SAN FRANCISCO (Nov. 5, 2019) -- This week, the journal Bone Research published a paper on a pivotal study of the emerging role of osteocytes and their relevance to bone health and arthritis.

The paper, entitled "Osteocyte dysfunction promotes osteoarthritis through MMP13-dependent suppression of subchondral bone homeostasis," was first-authored by Courtney Mazur, a sixth year graduate student in the UCSF Laboratory of Skeletal Mechanobiology  in the Department of Orthopaedic SurgeryTamara Alliston, PhD, serves as the paper's corresponding author.

Osteocytes -- mature bone cells that become trapped within the very bone matrix they produce -- continue to remodel bone to from the inside out.  Though osteocytes were primarily thought to direct the remodeling activity of other bone cell types, this study and others show the importance of bone remodeling by osteocytes themselves for maintaining bone strength and health.

In this new study, research implicates for the first time a new cell type in arthritis:  osteocytes. 

"Osteocytes are cells that live inside the bone and they are connected by a very intricate network of tunnels." said Mazur.  "These cells have only recently started to be understood, mostly because it is harder to study cells inside the bone than on the surface of the bones."

To conduct the team’s research, they used both human tissue donated from veterans with severe arthritis, as well as tissue from sophisticated mouse models.

"We wanted to find if these osteocytes play a causal role in arthritis," Mazur said.  "We looked at the end first. In humans, we knew that bone and cartilage disease often goes together. So we looked at human tissue of knee joints that had severe arthritis and required a knee replacement," she said.  "We examined the osteocytes within bone that gets removed from the tibial plateau before the joint gets replaced with the artificial knee implant."
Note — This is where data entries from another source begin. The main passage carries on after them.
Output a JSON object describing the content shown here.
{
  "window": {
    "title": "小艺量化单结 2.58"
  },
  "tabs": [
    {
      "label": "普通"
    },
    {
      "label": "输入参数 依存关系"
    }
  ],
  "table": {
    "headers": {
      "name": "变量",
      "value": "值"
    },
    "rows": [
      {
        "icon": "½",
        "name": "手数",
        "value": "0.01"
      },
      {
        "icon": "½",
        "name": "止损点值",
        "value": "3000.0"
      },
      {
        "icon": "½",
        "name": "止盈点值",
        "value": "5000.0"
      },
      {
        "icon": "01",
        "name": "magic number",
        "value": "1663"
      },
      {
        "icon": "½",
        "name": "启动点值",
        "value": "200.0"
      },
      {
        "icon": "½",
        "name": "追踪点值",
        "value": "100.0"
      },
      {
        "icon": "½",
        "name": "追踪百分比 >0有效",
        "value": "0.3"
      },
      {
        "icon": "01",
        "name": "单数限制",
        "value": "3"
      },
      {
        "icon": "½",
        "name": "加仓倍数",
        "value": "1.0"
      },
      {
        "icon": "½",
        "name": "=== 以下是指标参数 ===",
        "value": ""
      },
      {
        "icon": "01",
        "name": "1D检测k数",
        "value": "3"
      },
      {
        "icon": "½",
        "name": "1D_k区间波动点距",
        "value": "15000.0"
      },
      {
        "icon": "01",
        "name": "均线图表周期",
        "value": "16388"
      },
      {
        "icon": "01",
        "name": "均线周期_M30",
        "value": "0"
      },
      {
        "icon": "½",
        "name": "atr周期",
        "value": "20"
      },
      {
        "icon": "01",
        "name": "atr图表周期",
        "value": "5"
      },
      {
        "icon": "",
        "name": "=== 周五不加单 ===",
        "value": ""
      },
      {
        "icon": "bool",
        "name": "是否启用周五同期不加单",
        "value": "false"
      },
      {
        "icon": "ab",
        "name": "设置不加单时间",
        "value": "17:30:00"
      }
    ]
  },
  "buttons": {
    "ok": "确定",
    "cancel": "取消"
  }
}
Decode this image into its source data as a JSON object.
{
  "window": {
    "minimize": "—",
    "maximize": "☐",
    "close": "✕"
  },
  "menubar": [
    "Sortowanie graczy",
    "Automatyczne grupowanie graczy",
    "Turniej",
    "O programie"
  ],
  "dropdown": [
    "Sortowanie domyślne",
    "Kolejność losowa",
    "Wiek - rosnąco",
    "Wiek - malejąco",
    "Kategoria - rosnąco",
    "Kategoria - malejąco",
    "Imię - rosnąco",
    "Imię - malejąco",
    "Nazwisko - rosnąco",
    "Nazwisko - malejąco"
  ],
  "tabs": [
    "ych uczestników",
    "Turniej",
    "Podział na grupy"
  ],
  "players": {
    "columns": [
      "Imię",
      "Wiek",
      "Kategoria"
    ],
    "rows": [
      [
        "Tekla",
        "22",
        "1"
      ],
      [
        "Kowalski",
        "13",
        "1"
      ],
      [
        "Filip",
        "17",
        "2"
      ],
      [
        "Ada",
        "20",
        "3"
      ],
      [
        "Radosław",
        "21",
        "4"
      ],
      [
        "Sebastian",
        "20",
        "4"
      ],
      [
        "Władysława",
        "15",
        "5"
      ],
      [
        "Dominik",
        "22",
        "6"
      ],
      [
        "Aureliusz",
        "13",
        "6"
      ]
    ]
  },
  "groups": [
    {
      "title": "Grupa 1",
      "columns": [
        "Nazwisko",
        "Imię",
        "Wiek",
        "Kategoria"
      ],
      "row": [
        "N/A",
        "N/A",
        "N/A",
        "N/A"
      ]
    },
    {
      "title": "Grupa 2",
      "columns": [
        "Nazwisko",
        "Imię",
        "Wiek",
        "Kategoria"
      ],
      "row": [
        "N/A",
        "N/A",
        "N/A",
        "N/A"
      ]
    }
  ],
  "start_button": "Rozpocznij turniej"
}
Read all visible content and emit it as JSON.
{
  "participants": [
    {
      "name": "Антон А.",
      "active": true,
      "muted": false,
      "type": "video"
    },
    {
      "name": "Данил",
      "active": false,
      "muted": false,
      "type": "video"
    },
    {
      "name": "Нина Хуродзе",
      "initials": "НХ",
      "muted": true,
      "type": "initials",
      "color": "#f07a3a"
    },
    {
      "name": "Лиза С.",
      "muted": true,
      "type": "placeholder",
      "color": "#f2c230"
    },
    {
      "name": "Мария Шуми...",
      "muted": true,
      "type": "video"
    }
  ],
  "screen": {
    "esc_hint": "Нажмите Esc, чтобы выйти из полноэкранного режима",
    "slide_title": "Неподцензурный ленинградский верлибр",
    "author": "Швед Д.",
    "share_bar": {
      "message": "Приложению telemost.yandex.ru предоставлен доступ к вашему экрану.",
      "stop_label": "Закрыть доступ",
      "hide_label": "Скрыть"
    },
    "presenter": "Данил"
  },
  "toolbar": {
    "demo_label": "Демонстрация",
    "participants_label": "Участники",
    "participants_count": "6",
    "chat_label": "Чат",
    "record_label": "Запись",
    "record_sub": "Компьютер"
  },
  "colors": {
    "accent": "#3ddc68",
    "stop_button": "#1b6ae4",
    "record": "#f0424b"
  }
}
"In sophisticated mouse models, we started at the beginning and disrupted the osteocytes," Mazur said. "We made a genetically modified mouse -- a mouse that was missing a protein in osteocytes that we now know is very essential to maintaining the health of the osteocytes.  The bone got less healthy, and we also saw that the cartilage looked arthritic."

Clinical relevance

"The clinical relevance adds to the scientific impact of identifying a new role for osteocytes in arthritis.  This study will guide clinicians to more fully consider bone health when they are diagnosing and treating arthritis," Alliston said. "When therapeutic drugs are being developed for osteoarthritis, the impact of those drugs on the bone and specifically osteocytes need to be studied."

"This research is a great example of the collaboration in our department between basic scientists and surgeon scientists," said Thomas P. Vail MD, Chair of the Department. "These findings are a result of stellar collaboration among graduate students, post-docs, staff scientists, professors and clinicians."

Researchers were represented by: the UCSF Dept. of Orthopaedic Surgery; the UC Berkeley-UCSF Graduate Program in Bioengineering; the Department of Mechanical Engineering at the University of Utah; and the San Francisco Veterans Affairs Medical Center.

"This project was launched when it was just an idea by ‘blue sky’ funding from the Read Research Foundation,” Alliston added. "This early investment in a bold idea that could advance treatments for patients with arthritis then led to research support from the National Institutes of Health, the National Science Foundation and the U.S. Department of Defense.”